CaixaBank turns expired cards into benches for rural banking users
The Spanish lender has donated 40 benches made from recycled payment cards to villages served by its mobile banking units in Ávila.
By Ingrid Halvorsen · Staff Writer
· 2 min read
CaixaBank has begun installing public benches made from recycled bank cards in villages served by its mobile banking units, Finextra reported. The Spanish lender has donated an initial 40 benches to local councils, linking a card-recycling programme with a rural access initiative in Ávila province.
One of the first benches has been placed in Serranillos, a village in Ávila. Finextra said the bench was produced using plastic recovered from customers’ expired payment cards.
The project extends a recycling effort CaixaBank began in 2019. Since then, the bank has collected and recycled 4.6 million expired cards, representing 23 tonnes of plastic, according to the figures reported by Finextra.
Payment cards contain plastic that can be recovered once a card expires and is withdrawn from use. In this programme, CaixaBank collects old cards from customers, sends the material for recycling and uses the recovered plastic in public furniture. The benches are then donated to councils in communities that are on the route of the bank’s mobile service.
Rural access and branch coverage
CaixaBank is pairing the bench rollout with its mobile banking service, which visits towns and villages without fixed bank branches. The service operates under a 2025 agreement between CaixaBank and Ávila Provincial Council, which was designed to support financial inclusion across the province.
The arrangement covers 227 villages and reaches almost 34,000 residents, Finextra reported.
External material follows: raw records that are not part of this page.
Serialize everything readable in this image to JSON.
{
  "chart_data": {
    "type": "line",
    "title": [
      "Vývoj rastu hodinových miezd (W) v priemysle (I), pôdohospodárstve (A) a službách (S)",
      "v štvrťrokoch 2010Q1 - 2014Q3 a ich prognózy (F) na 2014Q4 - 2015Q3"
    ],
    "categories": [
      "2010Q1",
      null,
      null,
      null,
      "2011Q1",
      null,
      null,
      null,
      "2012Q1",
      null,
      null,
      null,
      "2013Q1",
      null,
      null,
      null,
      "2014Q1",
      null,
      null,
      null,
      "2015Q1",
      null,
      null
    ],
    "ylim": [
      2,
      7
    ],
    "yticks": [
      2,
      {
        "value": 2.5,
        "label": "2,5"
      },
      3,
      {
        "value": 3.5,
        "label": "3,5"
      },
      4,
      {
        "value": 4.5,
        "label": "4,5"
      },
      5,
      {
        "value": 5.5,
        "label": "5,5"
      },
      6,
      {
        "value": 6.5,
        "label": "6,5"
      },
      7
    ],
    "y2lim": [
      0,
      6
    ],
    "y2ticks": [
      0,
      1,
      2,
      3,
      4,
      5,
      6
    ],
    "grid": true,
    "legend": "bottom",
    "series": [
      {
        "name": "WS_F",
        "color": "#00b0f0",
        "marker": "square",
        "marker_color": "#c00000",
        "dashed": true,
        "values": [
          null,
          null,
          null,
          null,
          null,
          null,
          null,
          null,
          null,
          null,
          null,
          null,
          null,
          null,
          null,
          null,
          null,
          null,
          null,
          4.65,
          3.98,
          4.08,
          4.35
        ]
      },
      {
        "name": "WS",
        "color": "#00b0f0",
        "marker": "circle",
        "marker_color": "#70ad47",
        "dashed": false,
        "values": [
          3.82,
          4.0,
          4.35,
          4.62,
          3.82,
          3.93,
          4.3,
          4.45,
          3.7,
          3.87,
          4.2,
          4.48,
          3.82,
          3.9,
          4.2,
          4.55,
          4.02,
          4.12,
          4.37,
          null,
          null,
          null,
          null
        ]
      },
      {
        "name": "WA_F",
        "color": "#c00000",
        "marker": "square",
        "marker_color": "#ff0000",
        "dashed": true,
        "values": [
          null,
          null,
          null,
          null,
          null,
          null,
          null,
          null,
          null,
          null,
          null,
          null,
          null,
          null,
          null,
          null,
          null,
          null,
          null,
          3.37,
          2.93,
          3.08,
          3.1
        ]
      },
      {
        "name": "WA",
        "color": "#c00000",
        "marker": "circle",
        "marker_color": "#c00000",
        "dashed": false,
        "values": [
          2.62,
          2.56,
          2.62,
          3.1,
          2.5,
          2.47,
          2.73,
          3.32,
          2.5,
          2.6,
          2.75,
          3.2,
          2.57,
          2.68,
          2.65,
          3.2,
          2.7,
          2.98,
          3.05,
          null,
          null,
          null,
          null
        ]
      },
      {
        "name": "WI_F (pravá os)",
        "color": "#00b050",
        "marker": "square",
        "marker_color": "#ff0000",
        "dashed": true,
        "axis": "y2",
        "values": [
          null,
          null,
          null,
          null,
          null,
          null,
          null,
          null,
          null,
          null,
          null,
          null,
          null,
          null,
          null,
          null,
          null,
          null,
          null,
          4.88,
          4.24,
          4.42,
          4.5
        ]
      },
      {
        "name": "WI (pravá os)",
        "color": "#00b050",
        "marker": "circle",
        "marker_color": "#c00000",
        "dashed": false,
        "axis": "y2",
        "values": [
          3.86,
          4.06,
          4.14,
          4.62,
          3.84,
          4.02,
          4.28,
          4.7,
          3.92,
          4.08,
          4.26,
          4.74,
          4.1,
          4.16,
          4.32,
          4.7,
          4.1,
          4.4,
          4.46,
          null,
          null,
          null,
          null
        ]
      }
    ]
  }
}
The bank’s mobile units bring banking services to communities where maintaining a full branch network would otherwise be limited.
Gerardo Cuartero, CaixaBank’s regional director for Castile and León, said the initiative was intended to improve the experience of people waiting for the mobile banking service. He also said 70% of users are older than 65, and linked the benches to improved accessibility and more inclusive public spaces.
The project sits at the intersection of two operational issues for retail banks: how to handle physical card waste as payment cards expire, and how to maintain access to banking services in areas with sparse branch coverage. CaixaBank’s approach uses a product from its core card business as input for infrastructure in the communities served by its mobile units.
Finextra reported the programme as part of its sustainable finance coverage. The bank has not disclosed, in the reported details, the cost of the benches, the recycling partner involved or the timetable for any further installations beyond the first 40 donations.
This story draws on original reporting from Finextra Research.